# Educated Guesses PLease!!!



## Trigga (Jul 1, 2006)

I need to know what this guy is ppl! PLz help me...i think its a sanchezi but i bought it as a rhom. Any questions you guys have about the fish that you cant see in the vid.


----------



## CLUSTER ONE (Aug 2, 2006)

i dont think you can really tell from the vids, i think your best bet is to take a flank shot of the fish


----------



## Trigga (Jul 1, 2006)

These are the closest i can get to a flank shot


----------



## Piranha Guru (Nov 24, 2005)

Need clearer flank shots...how big is it?


----------



## Trigga (Jul 1, 2006)

Not including the tail it is about 2.5"

heres some older vids of him


----------



## Sheppard (Jul 8, 2004)

It's so hard to tell when it's that size. 
I think it's a Rhom only because it's all silver. I know Sanchezi's probably don't show thier red untill they bigger..But just looking at it in the vids it looks like a Rhom


----------



## Trigga (Jul 1, 2006)

thats what im hoping for...


----------



## Trigga (Jul 1, 2006)

Some more pics...tried to get more focus...it kinda worked..





































thanks


----------



## Piranha Guru (Nov 24, 2005)

No offense Trigga, but those pictures suck!

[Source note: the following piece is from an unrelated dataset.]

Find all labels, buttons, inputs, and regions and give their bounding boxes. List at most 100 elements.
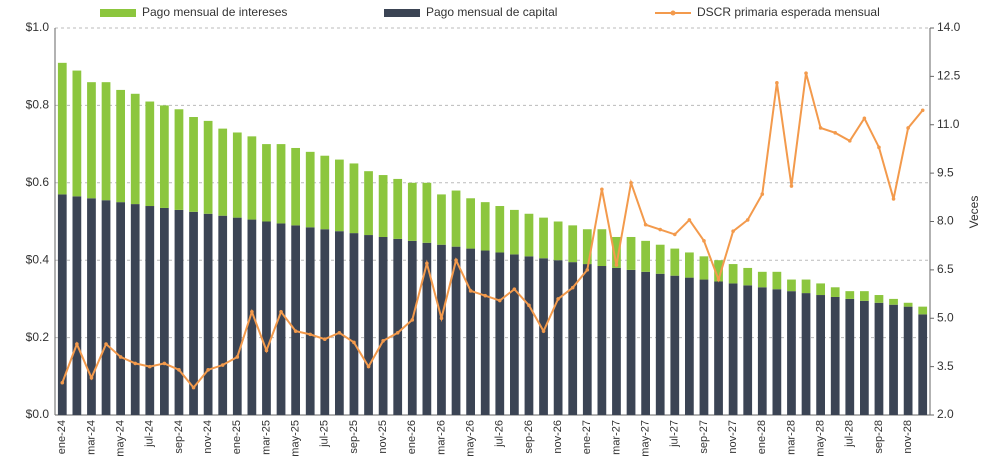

(I know it can be a PIA to get a decent shot!)

I can't commit one way or the other at this point...some shots suggest rhom, others sanchezi, and then there is the possibility it is neither. Grow it out some more and practice taking better pics (or get a better camera)!


----------



## Trigga (Jul 1, 2006)

about that....arent rhoms supposed to grow rapidly to 6" in the first year? Ive had mine since January and its only grown a .5"


----------



## Trigga (Jul 1, 2006)

Some new pics and some attempts at flank shots.

























thanks


----------



## Piranha Guru (Nov 24, 2005)

Man...you are not making this easy!

I'm leaning towards sanchezi (mainly because of the large eye, apparently blunt snout, and number of dorsal fin rays), but without a clear flank shot or clear shot of the belly scutes, it is hard to say for sure. Time will reveal more definitive features.


----------



## SNAKEBITE (Oct 7, 2006)

trigga your pictures are getting worse...try and turn the aquarium lights on and take one without the flash. Until you get some more *CLEAR* shots of him, you won't get an accurate ID.


----------



## a-ronn (Jun 12, 2006)

Although the pics are very bad im gonna say S sanchezi


----------



## piranha_guy_dan (Oct 4, 2004)

i think it might be a piranha


----------



## hastatus (Jan 16, 2003)

> piranha_guy_dan Posted Today, 02:59 PM
> i think it might be a piranha


 I agree, a very good educated guess and certainly fits into a backed up theory.


----------



## Winkyee (Feb 17, 2003)

Try drawing him in paint ?
lol


----------



## piranha_guy_dan (Oct 4, 2004)

Winkyee said:


> Try drawing him in paint ?
> lol
> View attachment 152026


deffinatly an elong winkyee


----------



## Lifer374 (Dec 5, 2003)

^ lol


----------



## ICEE (Feb 3, 2007)

defiantely has something wronmg with the growth if its only grrown .5 snice January . try prazipro


----------



## Winkyee (Feb 17, 2003)

Try gathering the net into a bunch around the handle (secure with a zip tie or small piece of wire)and using the taut net material to maneuver the fish to the side of the tank to get a better picture.


----------



## Trigga (Jul 1, 2006)

Winkyee said:


> Try gathering the net into a bunch around the handle (secure with a zip tie or small piece of wire)and using the taut net material to maneuver the fish to the side of the tank to get a better picture.


thanks for the tip









ill try it and have pics up later today


----------



## Grosse Gurke (Jan 3, 2003)

coutl said:


> defiantely has something wronmg with the growth if its only grrown .5 snice January . try prazipro


And why would you say that? You dont even know what kind of fish it is....and some studies show that internal parasites actually increase the growth rate of fish..not decrease it.


----------